'Hopelessness' blamed as 1,328 Hull schoolchildren regularly skip class
ABSENCE in Hull's schools is being fuelled by a lack of job prospects for demoralised youths conditioned to failure, a union leader has claimed.
Secondary school pupils in Hull are missing from class more than anyone in the country, according to new figures.
And Mike Whale, branch secretary of the NUT, has blamed national league tables such as these for creating a culture of institutionalised failure in the city.
He warned a shortage of jobs for school-leavers was breeding a sense of hopelessness among disengaged youths.
Mr Whale said: "The Government should drop the league tables and this constant target-setting.
"You are institutionalised to failure and that seeps through if you are constantly at the bottom of the league tables.
"They demoralise people, they turn students off education and they stigmatise teachers."
Latest figures show the city had 1,328 pupils regularly skipping school, or 10.4 per cent.
Mr Whale claimed many youths feel demoralised by a lack of job prospects and cannot see the point in attending school.
He said: "Hull is a low-wage city and a city of mass unemployment. There's a lot of very demoralised people out there.
"There's a feeling of hopelessness among the layer of students who look around Hull and see mass unemployment.
"Even if they get qualifications they think there is not going to be a job for them. They are asking the question, 'What is the point?'"
Hull's £400m Building Schools for the Future programme has seen multi- million-pound schools springing up across the city.
Figures from those already opened show attendance to be rising.
Officials at Hull City Council say the figure for unauthorised absence is high in the city because of a zero- tolerance policy to skipping school.
If headteachers think a parent is keeping a child from school when they could be in lessons, they will mark it as unauthorised absence.
Hull City Council says this means the authorised absence rate in Hull is much lower, with the consequence being the figures show more pupils are skipping school.
The unauthorised absence rates for primary schools in Hull showed the city 15th from the bottom.
Mr Whale said: "If you exist in a general background of mum and dad don't go to work, if they have been long-term unemployed, they maybe don't get up until mid- morning and there is maybe no one to get them to school.
"I am not saying that's always the case, a lot of unemployed people are determined their kids will get an education.
"It affects different students in different ways. Some are spurred on – if they are going to get a job, they are going to work especially hard."

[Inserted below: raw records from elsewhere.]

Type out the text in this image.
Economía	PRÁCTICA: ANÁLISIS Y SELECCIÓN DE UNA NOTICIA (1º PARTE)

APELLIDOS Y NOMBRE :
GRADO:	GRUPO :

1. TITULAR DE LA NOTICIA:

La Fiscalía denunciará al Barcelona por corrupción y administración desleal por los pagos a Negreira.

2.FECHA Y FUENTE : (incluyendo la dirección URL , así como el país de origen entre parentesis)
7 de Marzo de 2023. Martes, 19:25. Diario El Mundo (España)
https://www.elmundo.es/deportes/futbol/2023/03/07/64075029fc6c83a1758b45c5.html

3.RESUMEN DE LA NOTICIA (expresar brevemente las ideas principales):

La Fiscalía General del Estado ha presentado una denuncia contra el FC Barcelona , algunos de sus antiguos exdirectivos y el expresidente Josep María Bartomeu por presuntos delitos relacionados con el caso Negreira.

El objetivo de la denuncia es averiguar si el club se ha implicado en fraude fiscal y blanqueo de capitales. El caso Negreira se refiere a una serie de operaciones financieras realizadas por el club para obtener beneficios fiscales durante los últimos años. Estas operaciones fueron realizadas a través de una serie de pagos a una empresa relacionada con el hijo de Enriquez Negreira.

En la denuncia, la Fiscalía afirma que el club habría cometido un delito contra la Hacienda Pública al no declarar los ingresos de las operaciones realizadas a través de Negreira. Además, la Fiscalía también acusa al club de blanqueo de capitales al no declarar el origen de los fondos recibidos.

Vanessa Harvey-Samuel, city manager for learning and skills, insisted figures had improved with the city placed 143 out of 152 nationally for persistent absence.
She said: "Both primary and secondary overall and persistent absence rates have improved and the local authority, schools and parents continue to work together to continue this positive progression.
"Over the past six years, we have been seeing far greater improvements than the national average.
"Our secondary school persistent absence has improved 2.7 percentage points, which is almost three times better than nationally."
But she accepted persistent absence from Hull's secondary schools continued to be a serious issue.
She said: "The development of academies and the new school buildings, which were part of the Building Schools for the Future programme, are encouraging more pupils to stay in school and these new schools and academies are showing significant improvements in attendance.
"In all Hull schools, attendance is a priority. Many offer exciting and innovative incentives for those children who attend regularly and employ dedicated staff assigned to support those families who struggle to maintain their child's regular attendance in school."
In the East Riding, secondaries were ranked 110th for persistent absence, with 1,570 regularly skipping classes.
Primaries were ranked 28th and special schools third best for their low levels of persistent absence.
Mike Furbank, head of achievement and inclusion, said: "Secondary schools still have a high level of persistent absence, although the measure has been redefined and it means more children have been brought into the scope of the measure."